Ortadoğu labirentine bu şekilde giren Fransa, 40 yıl sonra Kıbrıs'a bir kez daha ayak bastı . Başkan Nasır'ın Süveyş Kanalı'nı millileştirme kararı üstüne 29 Ekim 1956'da İsrail saldırısıyla başlayan, iki gün sonra İngiltere ve Fransa'nın da katıldığı savaşla. Fransa o savaşta İngiltere'yle birlikte Kıbrıs'ı ana üs yaptı, 8 bin asker konuşlandırdı. Ve de onlarca savaş gemisi ile yüzlerce askeri uçak.
Grivas'tan Chirac'a
O tarihte Kıbrıs'ta Başpiskopos Makarios ve Yorgo Grivas komutasında EOKA'yı kuran Rumlar, İngilizler'e karşı silahlı mücadele başlatmışlardı. Grivas adaya gelen Fransızlar'a "Korkmayın, sizlere dostça davranacağız" güvencesi verdi.
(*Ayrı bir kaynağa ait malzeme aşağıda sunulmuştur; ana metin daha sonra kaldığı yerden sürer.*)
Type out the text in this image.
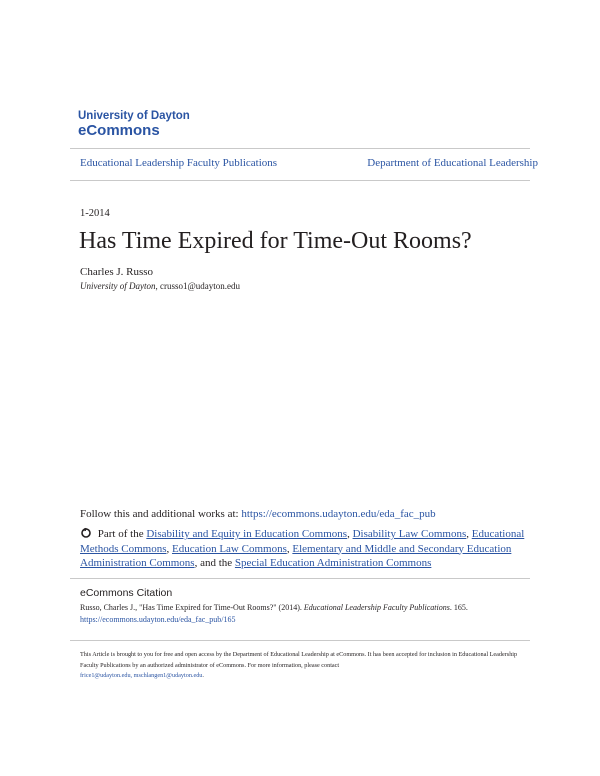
University of Dayton
eCommons
Educational Leadership Faculty Publications	Department of Educational Leadership
1-2014
Has Time Expired for Time-Out Rooms?
Charles J. Russo
University of Dayton, crusso1@udayton.edu
Follow this and additional works at: https://ecommons.udayton.edu/eda_fac_pub
Part of the Disability and Equity in Education Commons, Disability Law Commons, Educational Methods Commons, Education Law Commons, Elementary and Middle and Secondary Education Administration Commons, and the Special Education Administration Commons
eCommons Citation
Russo, Charles J., "Has Time Expired for Time-Out Rooms?" (2014). Educational Leadership Faculty Publications. 165.
https://ecommons.udayton.edu/eda_fac_pub/165
This Article is brought to you for free and open access by the Department of Educational Leadership at eCommons. It has been accepted for inclusion in Educational Leadership Faculty Publications by an authorized administrator of eCommons. For more information, please contact
frice1@udayton.edu, mschlangen1@udayton.edu.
Fransa Cumhurbaşkanı Chirac, 20 Temmuz'da, yani adanın kuzeyinde Barış Harekatı'nın 32'inci yıldönümünün kutlandığı gün, -EOKA'cı- Rum lider Papadopulos'a gönderdiği Lübnan'dan tahliyeye yardımları için "Teşekkür" mektubunda, "Fransa, size güvenebileceğini geçmişteki tecrübelerden biliyor" ifadesiyle, işte Kıbrıs'ta 90 ve 50 yıl önceki konaklamalarına gönderme yaptı.
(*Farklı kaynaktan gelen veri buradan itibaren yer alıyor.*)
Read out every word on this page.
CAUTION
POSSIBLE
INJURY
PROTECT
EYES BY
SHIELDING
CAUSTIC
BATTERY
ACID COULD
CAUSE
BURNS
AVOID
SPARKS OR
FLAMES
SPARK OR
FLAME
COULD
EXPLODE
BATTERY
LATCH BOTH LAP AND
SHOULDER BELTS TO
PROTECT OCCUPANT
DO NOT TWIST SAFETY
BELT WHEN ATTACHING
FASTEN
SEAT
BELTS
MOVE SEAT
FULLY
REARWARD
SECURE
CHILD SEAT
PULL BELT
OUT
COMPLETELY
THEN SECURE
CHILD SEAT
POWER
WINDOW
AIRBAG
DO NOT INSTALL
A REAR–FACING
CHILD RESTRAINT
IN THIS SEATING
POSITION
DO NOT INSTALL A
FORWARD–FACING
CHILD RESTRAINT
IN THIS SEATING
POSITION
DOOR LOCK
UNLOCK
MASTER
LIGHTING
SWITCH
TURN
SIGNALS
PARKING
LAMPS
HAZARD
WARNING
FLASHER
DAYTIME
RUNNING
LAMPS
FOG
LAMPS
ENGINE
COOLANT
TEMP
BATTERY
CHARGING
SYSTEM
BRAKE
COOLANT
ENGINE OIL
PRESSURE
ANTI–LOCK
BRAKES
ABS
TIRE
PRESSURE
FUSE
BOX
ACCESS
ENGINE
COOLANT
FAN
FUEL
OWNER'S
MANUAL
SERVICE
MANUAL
Bütün bunları Rum yönetiminin Fransa'yla Baf'taki hava üssünü kullanma ve bir miktar asker bulundurma anlaşması imzalamak üzere olduğu haberleri çağrıştırdı.
Haberlerde, bu anlaşmaya Ankara'nın pek iyi gözle bakmadığı iddiaları da yer alıyor.
Ancak bize göre böyle bir işbirliğinin getirisi götürüsünden fazla olabilir. Kıbrıs'ı Ortadoğu'da varlığını güçlendirme politikalarının üssü yapmak isteyen Fransa, adadaki çözümsüzlüğün planları için ne denli tehlikeli olacağını böylece daha yakından anlayabilir. Tıpkı İngiltere gibi.
Ayrıca biraz ikinci planda kaldı ama Lübnan krizi, Türkiye-KKTC-Rum yönetimi üçgeninde havayı epeyce yumuşattı.
İmkanlarının çok üstünde insan akınıyla karşı karşıya kalan Rumlar'ın "imdat" çağrılarına yanıt KKTC ve Türkiye'den geldi. KKTC gemiler gönderip Beyrut'tan yüzlerce yabancıyı çıkardı, hatta bir bölümünü ağırladı. Türkiye ise Rumlar'ın nefes almaları için, Lübnan'dan kaçan Avustralyalılar'a, Amerikalılar'a, İsveçliler'e, Kanadalılar'a limanlarını ve kollarını açtı. Fransızlar'a da.
Chirac'ın tahliye operasyonları için sadece Papadopulos'a teşekkür etmesi pek önemli değil.
Türkiye'ye minnettarlığını da herhalde AB ile müzakerelerde limanlar konusunun krize dönüşmemesine yapacağı katkıyla gösterir. Umarız.